Verfolgung und Ermordung von ElitenMassenhinrichtungenPolizeiliche Repression

Gesicherte Befunde

  • Schöngarth leitete den Apparat von Sicherheitspolizei und SD im Generalgouvernement.
  • Nach dem Überfall auf die Sowjetunion bildete er ein Einsatzkommando zur besonderen Verwendung, das in Galizien operierte.
  • Die Quellen des Profils verbinden das Kommando der Einheit mit der Ermordung der Lwiwer Professoren und weiterem Polizeiterror gegen Eliten.

Stellung in der Verantwortungskette

Schöngarth steht für die Führungsebene, die den Terror der Sicherheitspolizei in die neu besetzten östlichen Gebiete ausweitete. Die Analyse der Lwiwer Morde muss die Bildung und Führung der Einheit von Befehlen und unmittelbaren Handlungen einzelner Offiziere unterscheiden.

Zentrale Ereignisse und Mechanismen

  • Nach Juni 1941 organisierte er ein besonderes Einsatzkommando für Einsätze in Galizien.
  • Im Juli 1941 ermordete deutsches Sicherheitspolizeipersonal im Rahmen dieser Operationslage Lwiwer Professoren.
  • 1946 verurteilte ihn ein britisches Militärgericht in einem getrennten Fall der Ermordung eines Kriegsgefangenen zum Tode.
Keine Rangliste nach Opferzahlen

Der Kreis beschreibt Macht, Funktion und Handlungsmacht.

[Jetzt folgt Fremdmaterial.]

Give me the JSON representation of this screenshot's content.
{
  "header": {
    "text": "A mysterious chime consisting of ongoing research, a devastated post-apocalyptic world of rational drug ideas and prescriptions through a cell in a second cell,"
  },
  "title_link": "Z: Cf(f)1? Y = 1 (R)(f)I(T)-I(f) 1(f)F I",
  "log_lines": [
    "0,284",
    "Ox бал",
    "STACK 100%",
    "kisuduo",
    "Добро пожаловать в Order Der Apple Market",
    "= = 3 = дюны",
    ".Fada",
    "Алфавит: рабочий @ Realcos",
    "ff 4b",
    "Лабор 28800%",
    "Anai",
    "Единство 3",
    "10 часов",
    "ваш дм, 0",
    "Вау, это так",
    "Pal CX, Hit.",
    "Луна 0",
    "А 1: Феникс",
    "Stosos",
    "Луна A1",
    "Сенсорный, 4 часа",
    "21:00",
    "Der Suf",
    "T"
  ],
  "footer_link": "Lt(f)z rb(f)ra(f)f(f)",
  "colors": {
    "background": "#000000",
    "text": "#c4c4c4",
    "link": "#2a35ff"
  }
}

Mehrere Profile können verschiedene Teile derselben Verfolgungskette erfassen; Opferzahlen auf Profilebene dürfen daher nicht addiert werden.

Aufarbeitung nach 1945

Britische Behörden stellten Schöngarth in den Niederlanden wegen der Anordnung der Tötung eines alliierten Kriegsgefangenen vor Gericht und richteten ihn 1946 hin. Für die unter seinem Kommando im besetzten Polen und in Galizien begangenen Verbrechen wurde er nicht vor Gericht gestellt.

Grenzen der Quellenlage

Die Nachkriegsverurteilung betrifft ein anderes Verbrechen und darf nicht als gerichtliche Entscheidung über die polnischen Fälle ausgegeben werden. Bei den Lwiwer Professoren müssen die Belege Kommando, Befehle und die unmittelbare Tatbegehung durch untergeordnete Täter voneinander trennen.

Quellen

Die Quellengrundlage verbindet institutionelles, archivalisches, prozessbezogenes oder wissenschaftliches Material von mindestens zwei unabhängigen Herausgebern.